AUTOMATED MODELLING OF ROAD FOR HIGH-DEFINITION MAPS WITH OPENDRIVE FORMAT UTILIZING MOBILE MAPPING MEASUREMENTS

H.-Y. Pai, J.-C. Zeng, M.-L. Tsai, and K.-W. Cheng

Keywords: OpenDRIVE, Extraction of Road Factors, Lane Lines, Point Cloud, Automated Modelling, HD Maps

Abstract. High-definition maps (HD Maps) becomes a trend supporting autonomous vehicles (AVs) which provides accurate auxiliary information about geometries of road, such as center lines of lanes, geometries of roads, traffic signs, etc.

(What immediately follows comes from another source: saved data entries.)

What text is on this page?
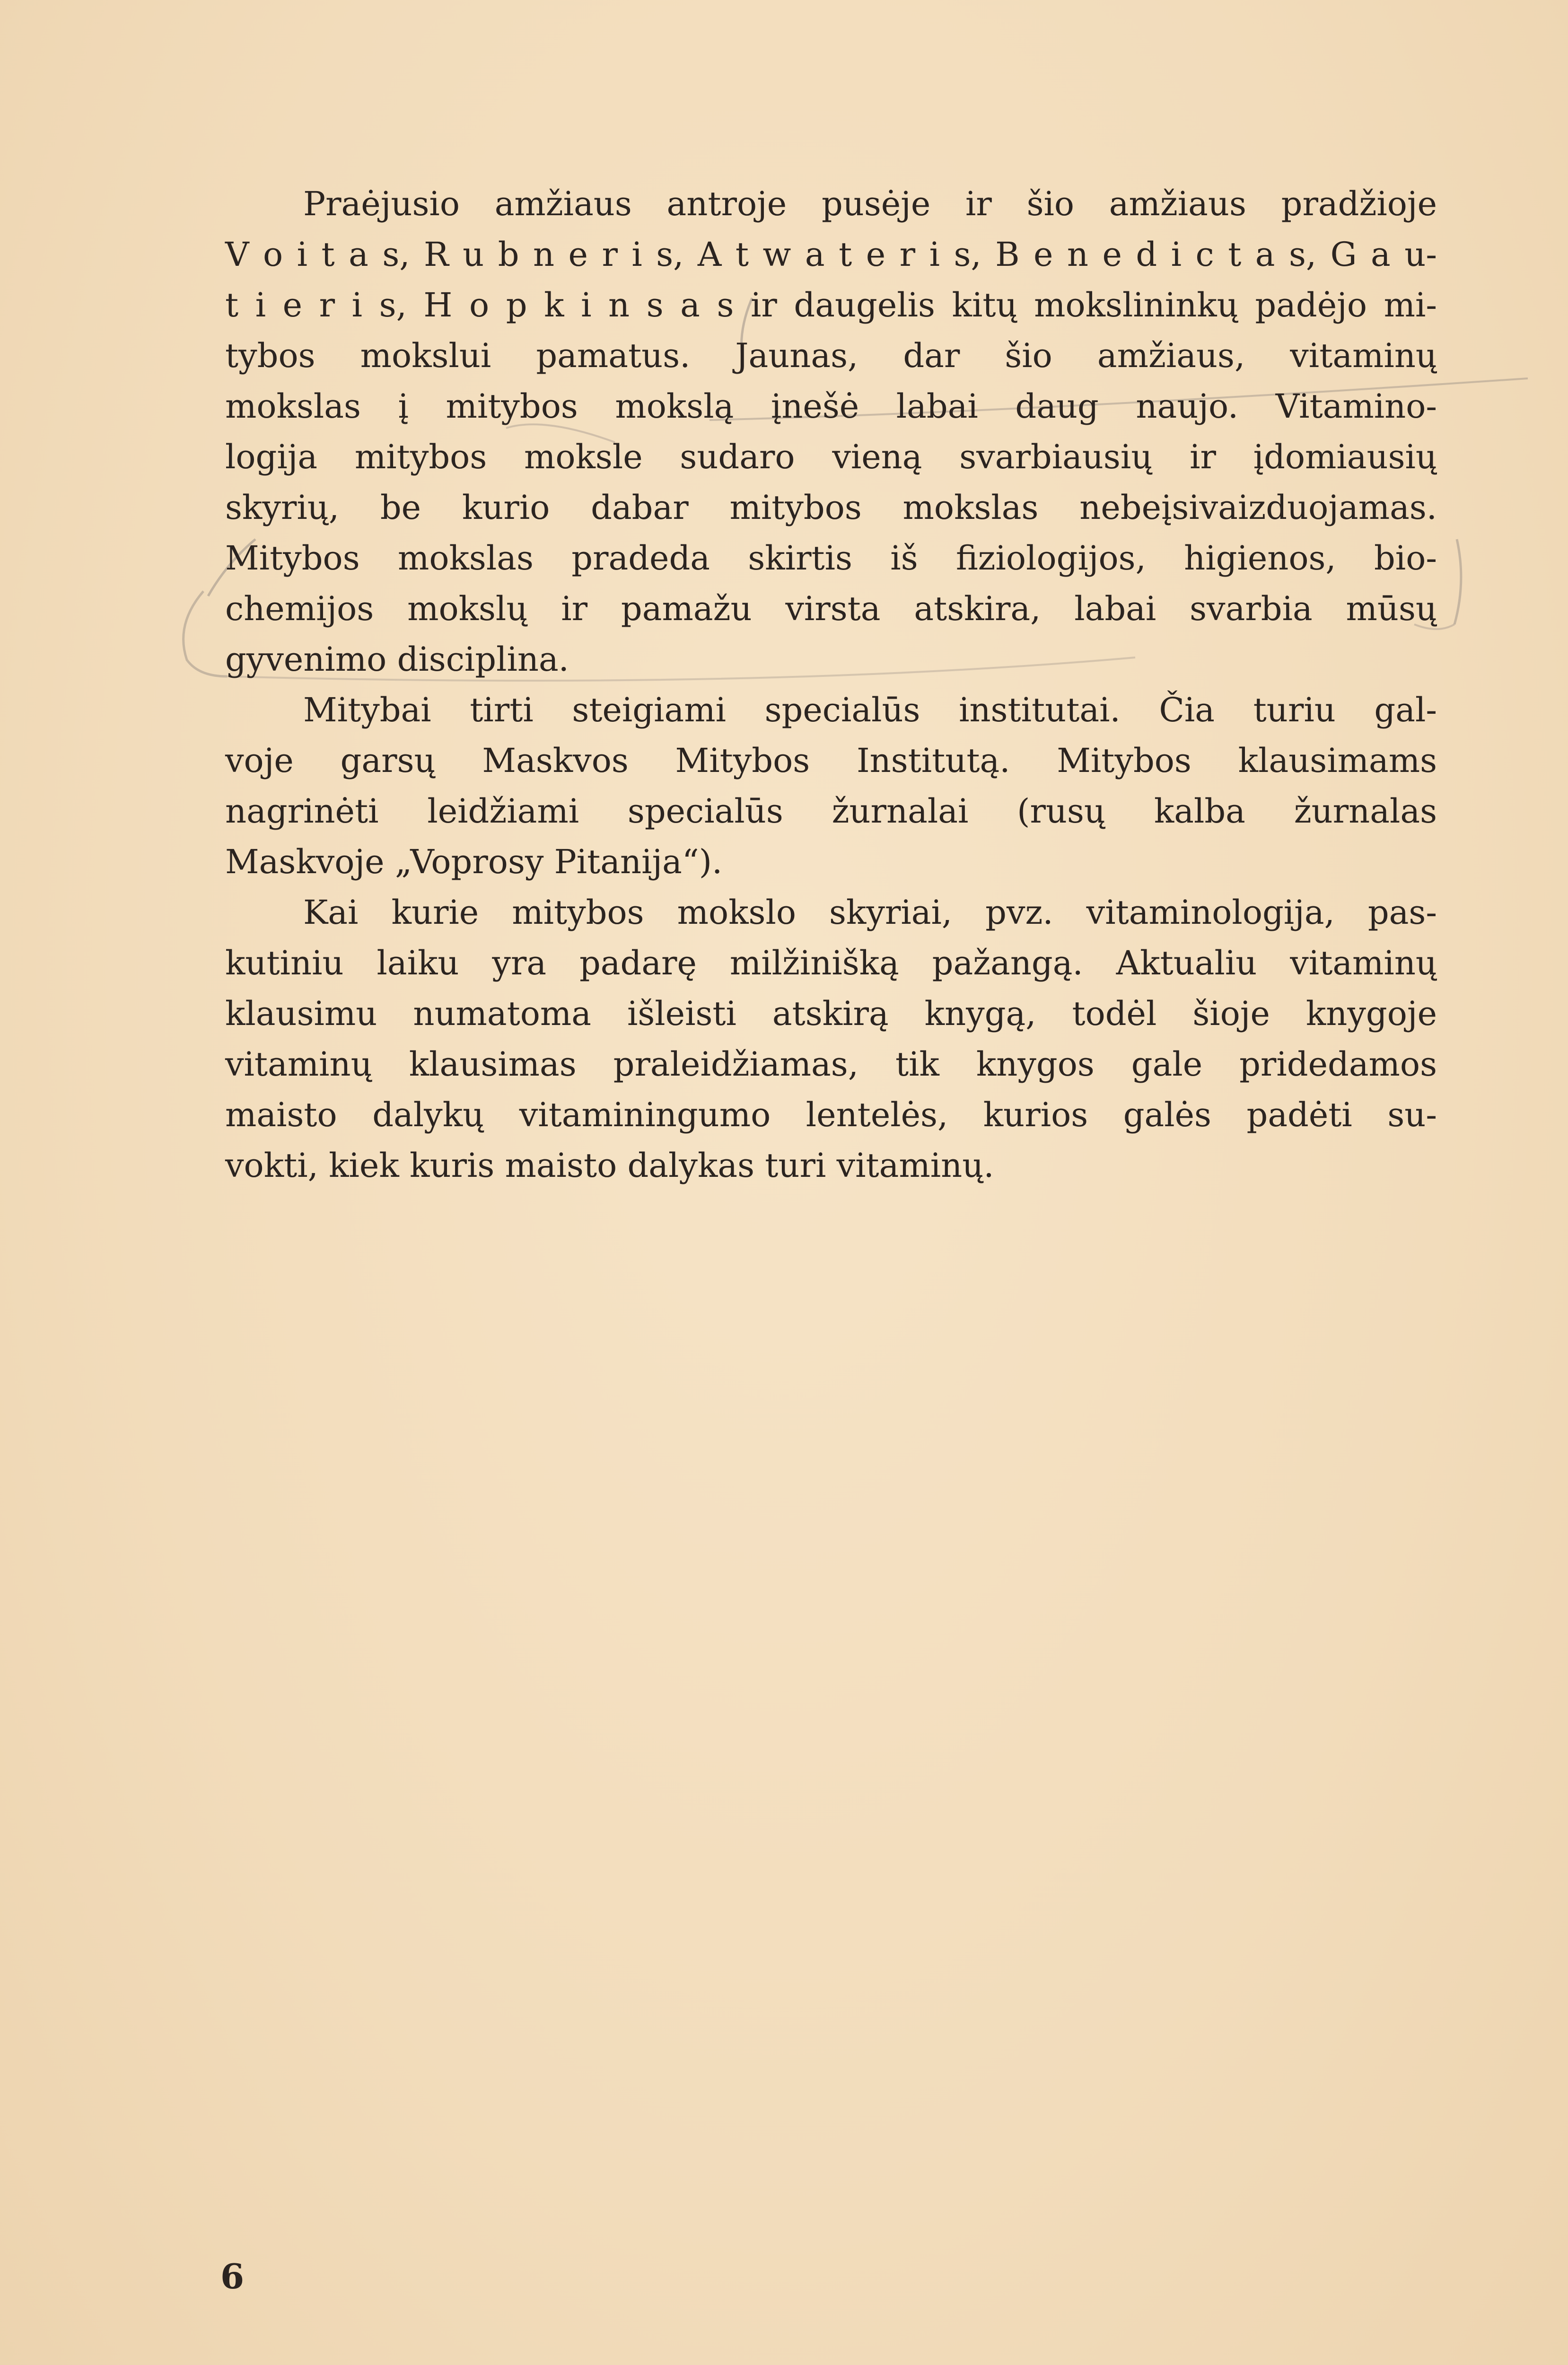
Praėjusio amžiaus antroje pusėje ir šio amžiaus pradžioje
V o i t a s, R u b n e r i s, A t w a t e r i s, B e n e d i c t a s, G a u-
t i e r i s, H o p k i n s a s ir daugelis kitų mokslininkų padėjo mi-
tybos mokslui pamatus. Jaunas, dar šio amžiaus, vitaminų
mokslas į mitybos mokslą įnešė labai daug naujo. Vitamino-
logija mitybos moksle sudaro vieną svarbiausių ir įdomiausių
skyrių, be kurio dabar mitybos mokslas nebeįsivaizduojamas.
Mitybos mokslas pradeda skirtis iš fiziologijos, higienos, bio-
chemijos mokslų ir pamažu virsta atskira, labai svarbia mūsų
gyvenimo disciplina.
Mitybai tirti steigiami specialūs institutai. Čia turiu gal-
voje garsų Maskvos Mitybos Institutą. Mitybos klausimams
nagrinėti leidžiami specialūs žurnalai (rusų kalba žurnalas
Maskvoje „Voprosy Pitanija“).
Kai kurie mitybos mokslo skyriai, pvz. vitaminologija, pas-
kutiniu laiku yra padarę milžinišką pažangą. Aktualiu vitaminų
klausimu numatoma išleisti atskirą knygą, todėl šioje knygoje
vitaminų klausimas praleidžiamas, tik knygos gale pridedamos
maisto dalykų vitaminingumo lentelės, kurios galės padėti su-
vokti, kiek kuris maisto dalykas turi vitaminų.
6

It is not restricted by the severe environment, lack of Global Navigation Satellite System (GNSS) signal, or torrential rain, for Avs; furthermore, the standard of HD Maps is defined as tens of centimeters positioning level. However, the production cost of HD Maps is enormous involving human resources and time. The general way of producing HD Maps is to vectorize the roads from point clouds to shapefiles and import them into Geographic Information System (GIS) software to generate HD Maps. In order to simplify this complicated process, this article purposes an algorithm to automated generate high-definition maps from road marks’ data which is extracted from point clouds. The methodology in this article is mainly dived into three steps, extraction of road marks, classify lane lines, and modelling OpenDRIVE files. The achieved 2D and 3D accuracies of proposed algorithm in first fields are about 0.069 m in 2D and 0.107 m, respectively.